Мастер, спохватившись, ставит горшок на прежнее место:
— Мне сдается — солнце так верти гея.
— По мне, папа, оно со святого Георгия вот так… — И Йонас опять поворачивает горшок.
— Как шлепну ложкой! И ему пожирней подавай… За ночь нахватаешься.
— Куда уж тебе хвататься — за молодыми не угнаться. Теперь очередь за нами.
— Слышал я, что за очередь к Телкснисовой клети. К девке ты первый, а как только: Йонас, на мельницу пора — Йонас ловит комара.
— Вот тебе на, папа, Андрюкаса со мной спутал.
— И ты, отец, сам нынче про молитву забыл, а других крестишь. Нельзя сынка ругать — Йонялис у нас работящий, ничего не скажешь.
Йонас не остается в долгу перед отцом. Облизывая ложку, ворчит:
— А что папа в молодости делал? Сам вчера хвастался, что за ночь до Гродненской губернии добирался… к девке…
Не по душе мастеру, что сын не вовремя и не к месту поминает его грехи.
— Пшел в конуру! — не дав договорить, отрезал отец. — Ты еще до моего пупа не дорос!

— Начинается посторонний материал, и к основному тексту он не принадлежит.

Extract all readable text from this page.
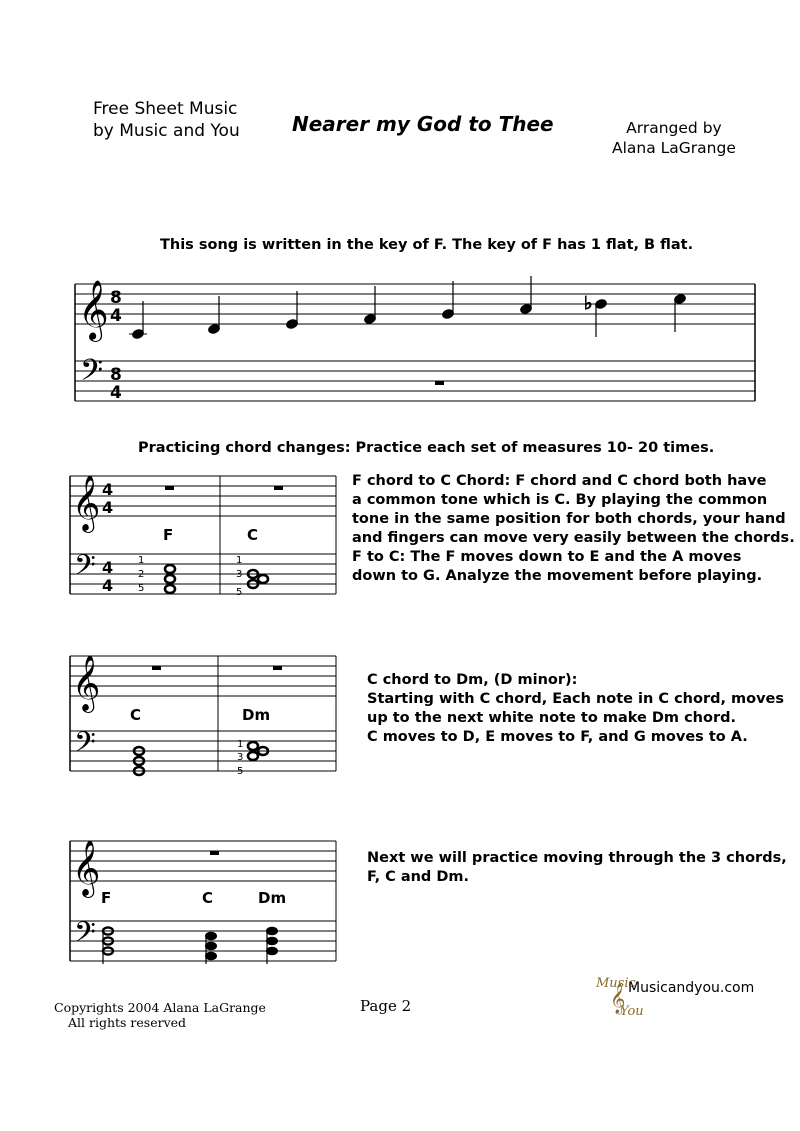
Free Sheet Music
by Music and You	Nearer my God to Thee	Arranged by
Alana LaGrange
This song is written in the key of F. The key of F has 1 flat, B flat.
𝄞 8
4
𝄢 8
4
♭
Practicing chord changes: Practice each set of measures 10- 20 times.
𝄞 4
4
𝄢 4
4
F	C
1
2
5
1
3
5
F chord to C Chord: F chord and C chord both have
a common tone which is C. By playing the common
tone in the same position for both chords, your hand
and fingers can move very easily between the chords.
F to C: The F moves down to E and the A moves
down to G. Analyze the movement before playing.
𝄞
𝄢
C	Dm
1
3
5
C chord to Dm, (D minor):
Starting with C chord, Each note in C chord, moves
up to the next white note to make Dm chord.
C moves to D, E moves to F, and G moves to A.
𝄞
𝄢
F	C	Dm
Next we will practice moving through the 3 chords,
F, C and Dm.
Copyrights 2004 Alana LaGrange
All rights reserved
Page 2
Music
𝄞
You
Musicandyou.com
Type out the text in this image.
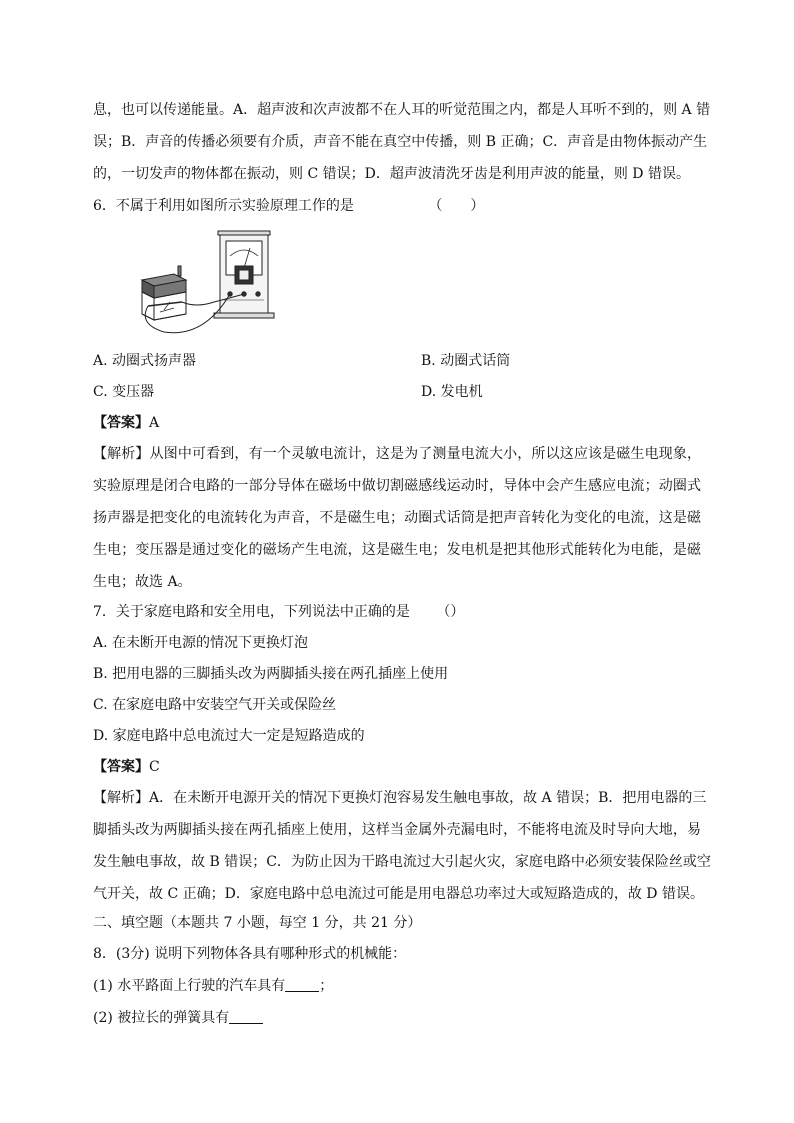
息，也可以传递能量。A．超声波和次声波都不在人耳的听觉范围之内，都是人耳听不到的，则 A 错
误；B．声音的传播必须要有介质，声音不能在真空中传播，则 B 正确；C．声音是由物体振动产生
的，一切发声的物体都在振动，则 C 错误；D．超声波清洗牙齿是利用声波的能量，则 D 错误。
6．不属于利用如图所示实验原理工作的是	（　　）
A. 动圈式扬声器	B. 动圈式话筒
C. 变压器	D. 发电机
【答案】A
【解析】从图中可看到，有一个灵敏电流计，这是为了测量电流大小，所以这应该是磁生电现象，
实验原理是闭合电路的一部分导体在磁场中做切割磁感线运动时，导体中会产生感应电流；动圈式
扬声器是把变化的电流转化为声音，不是磁生电；动圈式话筒是把声音转化为变化的电流，这是磁
生电；变压器是通过变化的磁场产生电流，这是磁生电；发电机是把其他形式能转化为电能，是磁
生电；故选 A。
7．关于家庭电路和安全用电，下列说法中正确的是 （）
A. 在未断开电源的情况下更换灯泡
B. 把用电器的三脚插头改为两脚插头接在两孔插座上使用
C. 在家庭电路中安装空气开关或保险丝
D. 家庭电路中总电流过大一定是短路造成的
【答案】C
【解析】A．在未断开电源开关的情况下更换灯泡容易发生触电事故，故 A 错误；B．把用电器的三
脚插头改为两脚插头接在两孔插座上使用，这样当金属外壳漏电时，不能将电流及时导向大地，易
发生触电事故，故 B 错误；C．为防止因为干路电流过大引起火灾，家庭电路中必须安装保险丝或空
气开关，故 C 正确；D．家庭电路中总电流过可能是用电器总功率过大或短路造成的，故 D 错误。
二、填空题（本题共 7 小题，每空 1 分，共 21 分）
8．(3分) 说明下列物体各具有哪种形式的机械能：
(1) 水平路面上行驶的汽车具有 ；
(2) 被拉长的弹簧具有
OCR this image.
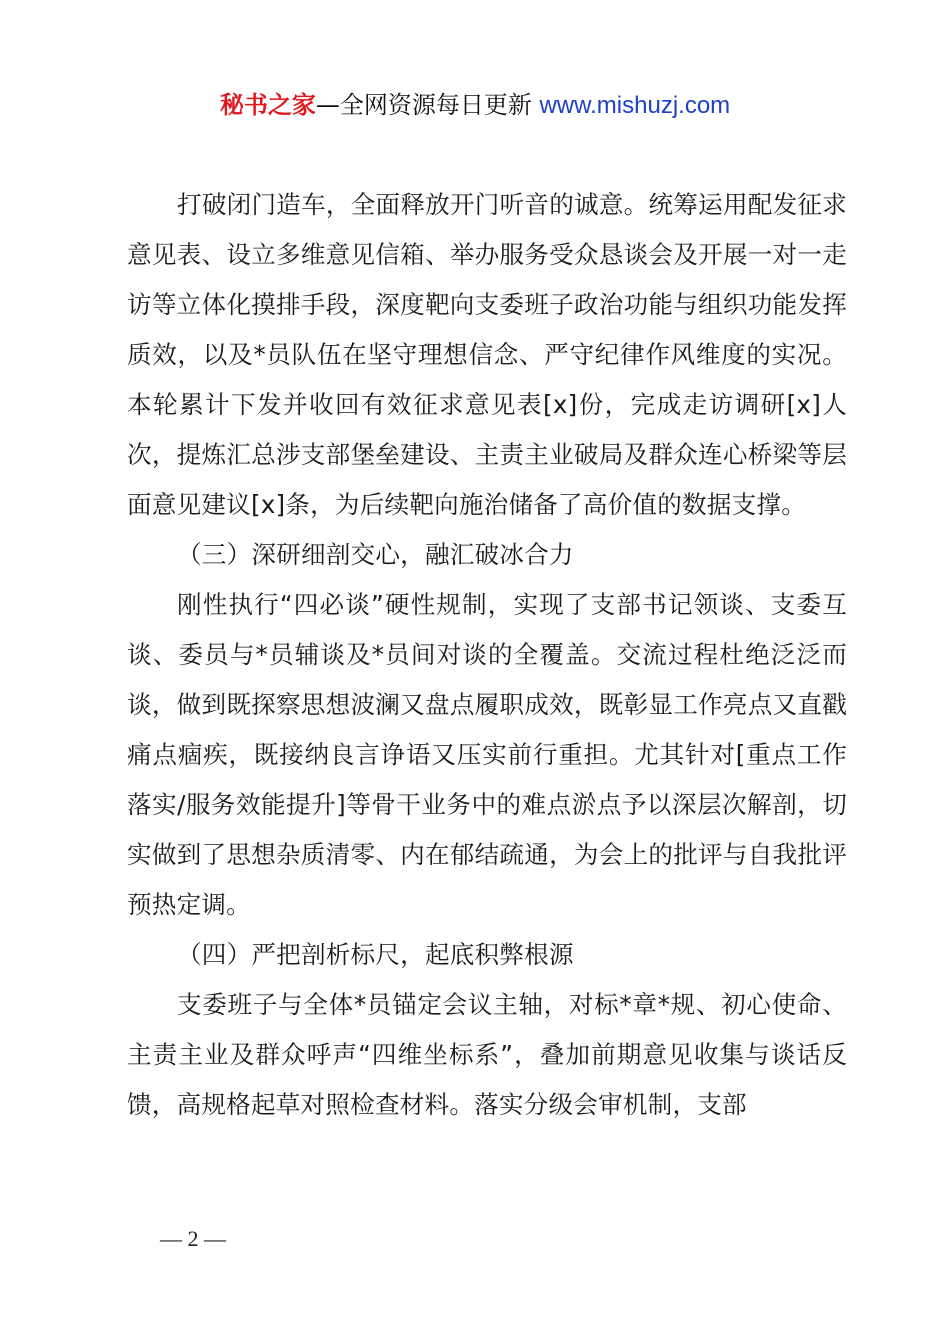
秘书之家—全网资源每日更新 www.mishuzj.com

打破闭门造车，全面释放开门听音的诚意。统筹运用配发征求意见表、设立多维意见信箱、举办服务受众恳谈会及开展一对一走访等立体化摸排手段，深度靶向支委班子政治功能与组织功能发挥质效，以及*员队伍在坚守理想信念、严守纪律作风维度的实况。本轮累计下发并收回有效征求意见表[x]份，完成走访调研[x]人次，提炼汇总涉支部堡垒建设、主责主业破局及群众连心桥梁等层面意见建议[x]条，为后续靶向施治储备了高价值的数据支撑。

（三）深研细剖交心，融汇破冰合力

刚性执行“四必谈”硬性规制，实现了支部书记领谈、支委互谈、委员与*员辅谈及*员间对谈的全覆盖。交流过程杜绝泛泛而谈，做到既探察思想波澜又盘点履职成效，既彰显工作亮点又直戳痛点痼疾，既接纳良言诤语又压实前行重担。尤其针对[重点工作落实/服务效能提升]等骨干业务中的难点淤点予以深层次解剖，切实做到了思想杂质清零、内在郁结疏通，为会上的批评与自我批评预热定调。

（四）严把剖析标尺，起底积弊根源

支委班子与全体*员锚定会议主轴，对标*章*规、初心使命、主责主业及群众呼声“四维坐标系”，叠加前期意见收集与谈话反馈，高规格起草对照检查材料。落实分级会审机制，支部

— 2 —
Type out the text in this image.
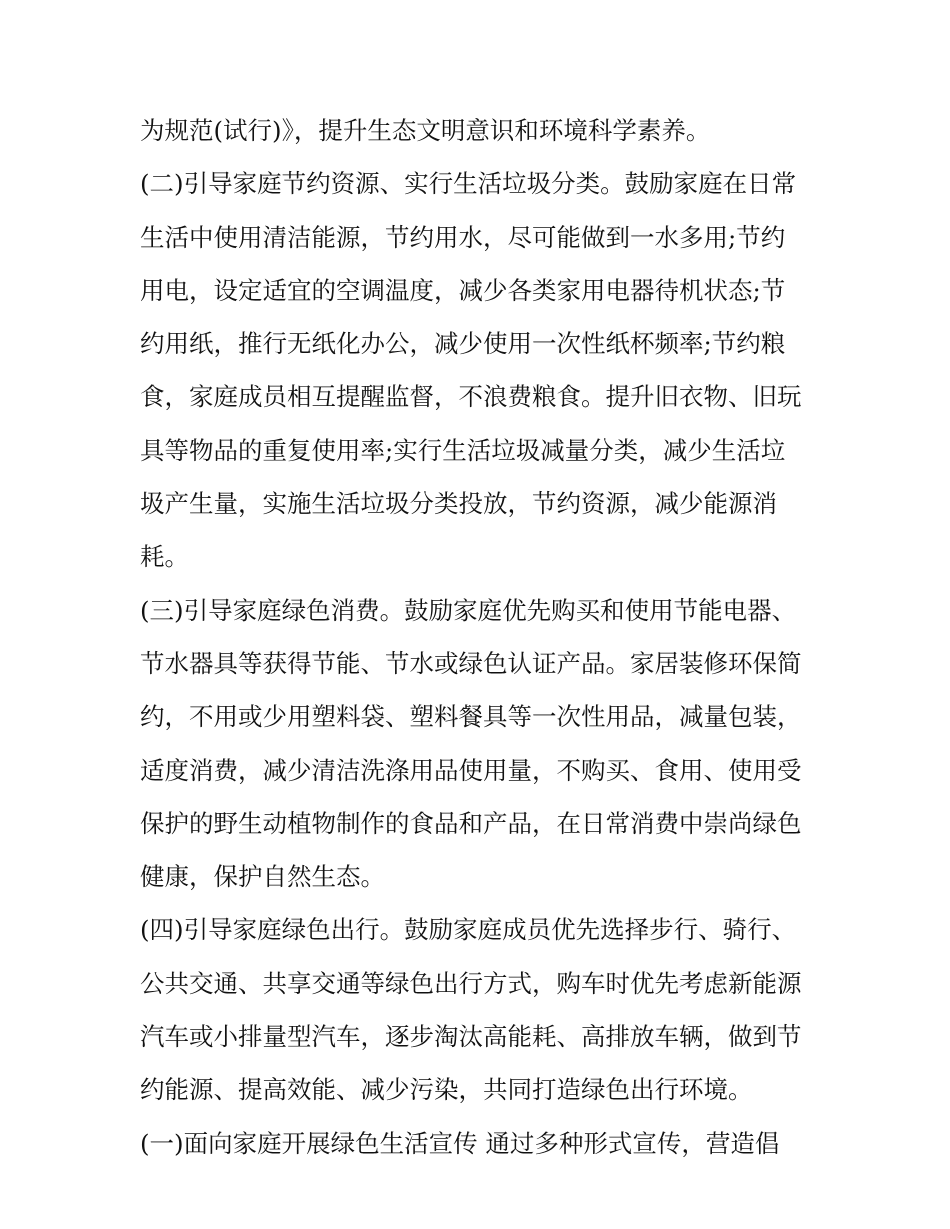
为规范(试行)》，提升生态文明意识和环境科学素养。
(二)引导家庭节约资源、实行生活垃圾分类。鼓励家庭在日常
生活中使用清洁能源，节约用水，尽可能做到一水多用;节约
用电，设定适宜的空调温度，减少各类家用电器待机状态;节
约用纸，推行无纸化办公，减少使用一次性纸杯频率;节约粮
食，家庭成员相互提醒监督，不浪费粮食。提升旧衣物、旧玩
具等物品的重复使用率;实行生活垃圾减量分类，减少生活垃
圾产生量，实施生活垃圾分类投放，节约资源，减少能源消
耗。
(三)引导家庭绿色消费。鼓励家庭优先购买和使用节能电器、
节水器具等获得节能、节水或绿色认证产品。家居装修环保简
约，不用或少用塑料袋、塑料餐具等一次性用品，减量包装，
适度消费，减少清洁洗涤用品使用量，不购买、食用、使用受
保护的野生动植物制作的食品和产品，在日常消费中崇尚绿色
健康，保护自然生态。
(四)引导家庭绿色出行。鼓励家庭成员优先选择步行、骑行、
公共交通、共享交通等绿色出行方式，购车时优先考虑新能源
汽车或小排量型汽车，逐步淘汰高能耗、高排放车辆，做到节
约能源、提高效能、减少污染，共同打造绿色出行环境。
(一)面向家庭开展绿色生活宣传 通过多种形式宣传，营造倡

Йонас не лыком шит, последнее слово должно остаться за ним. Не утерпит, чтоб про пуп не пробубнить. Бормочет сынок вполголоса, вроде про себя.
Совсем уж надоела мастеру пустая болтовня, замахивается он ложкой, но сын закрывает лоб своей.
— А ты видел, как булыжник по воде плавает? — норовит мастер трахнуть говоруна.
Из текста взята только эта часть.